We conclude that mainstream IQOS aerosol from a single HeatStick can rapidly and substantially impair endothelial function in rats comparably to smoke from a cigarette. While these findings do not prove that inhalation of IQOS aerosol causes endothelial dysfunction in humans, the results underscore that integrative physiological assays of function can reveal adverse health effects not noted in PMI’s biomarker and cell culture studies,2 and suggest that at least some of the adverse health effects of cigarettes may not be avoided by using IQOS.
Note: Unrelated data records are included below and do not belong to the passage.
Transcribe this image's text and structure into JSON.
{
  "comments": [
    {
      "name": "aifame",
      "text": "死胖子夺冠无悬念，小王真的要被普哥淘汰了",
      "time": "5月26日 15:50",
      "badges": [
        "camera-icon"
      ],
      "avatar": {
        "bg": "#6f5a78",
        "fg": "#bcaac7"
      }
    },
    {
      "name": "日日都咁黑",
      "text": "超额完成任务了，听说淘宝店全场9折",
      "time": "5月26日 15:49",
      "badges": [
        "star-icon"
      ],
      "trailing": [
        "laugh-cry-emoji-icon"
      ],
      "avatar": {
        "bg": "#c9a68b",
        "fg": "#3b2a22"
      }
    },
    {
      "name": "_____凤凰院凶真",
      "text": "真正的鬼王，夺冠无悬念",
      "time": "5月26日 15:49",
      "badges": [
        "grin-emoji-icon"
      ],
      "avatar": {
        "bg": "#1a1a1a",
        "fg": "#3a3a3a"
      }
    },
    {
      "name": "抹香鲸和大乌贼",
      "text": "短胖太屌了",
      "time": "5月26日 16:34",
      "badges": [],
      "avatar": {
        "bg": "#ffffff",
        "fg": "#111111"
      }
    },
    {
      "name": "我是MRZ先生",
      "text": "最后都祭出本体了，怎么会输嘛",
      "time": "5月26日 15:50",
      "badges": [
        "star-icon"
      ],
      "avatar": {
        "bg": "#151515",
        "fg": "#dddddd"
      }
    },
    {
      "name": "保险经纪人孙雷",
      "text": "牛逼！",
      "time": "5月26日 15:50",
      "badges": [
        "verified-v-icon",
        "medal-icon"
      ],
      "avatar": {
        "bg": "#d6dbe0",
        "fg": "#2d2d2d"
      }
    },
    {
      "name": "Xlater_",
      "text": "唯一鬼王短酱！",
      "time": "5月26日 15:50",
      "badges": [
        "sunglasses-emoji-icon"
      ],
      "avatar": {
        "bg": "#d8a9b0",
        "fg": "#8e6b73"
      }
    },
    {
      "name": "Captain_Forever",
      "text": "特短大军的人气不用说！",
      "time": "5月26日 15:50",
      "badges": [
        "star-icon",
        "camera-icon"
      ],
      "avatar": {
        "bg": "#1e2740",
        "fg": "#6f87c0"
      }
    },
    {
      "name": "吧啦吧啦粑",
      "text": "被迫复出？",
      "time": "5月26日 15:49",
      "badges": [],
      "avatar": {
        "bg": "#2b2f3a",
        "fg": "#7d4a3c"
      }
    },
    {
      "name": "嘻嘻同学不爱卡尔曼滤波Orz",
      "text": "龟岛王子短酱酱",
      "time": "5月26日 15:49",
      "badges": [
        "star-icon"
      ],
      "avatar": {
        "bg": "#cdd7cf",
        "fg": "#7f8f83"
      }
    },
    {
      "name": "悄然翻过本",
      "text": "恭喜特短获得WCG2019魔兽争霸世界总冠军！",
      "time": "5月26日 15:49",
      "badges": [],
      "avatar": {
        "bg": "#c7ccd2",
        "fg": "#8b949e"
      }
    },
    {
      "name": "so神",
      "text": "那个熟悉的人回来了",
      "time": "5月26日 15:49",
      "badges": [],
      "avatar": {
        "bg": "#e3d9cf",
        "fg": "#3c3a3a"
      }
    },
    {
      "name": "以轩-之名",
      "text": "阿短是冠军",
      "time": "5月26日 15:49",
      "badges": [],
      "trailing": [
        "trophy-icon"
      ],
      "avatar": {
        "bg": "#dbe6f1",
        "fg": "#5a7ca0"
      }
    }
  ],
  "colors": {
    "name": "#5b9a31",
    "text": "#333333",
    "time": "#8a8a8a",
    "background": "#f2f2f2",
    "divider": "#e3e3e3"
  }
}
IQOS is a new heated tobacco product from Philip Morris International that has been marketed in 30 countries and has been portrayed to consumers and regulatory agencies as modified-risk tobacco product.

Brief exposures to IQOS aerosol cause endothelial dysfunction, a well-established physiological measure of cardiovascular risk that is also caused by exposure to cigarette smoke, to the same extent as cigarette smoke in rats.

Acute exposure to IQOS aerosol impairs flow-mediated dilation in rats.

Use of IQOS does not necessarily avoid the adverse cardiovascular effects of cigarette smoking.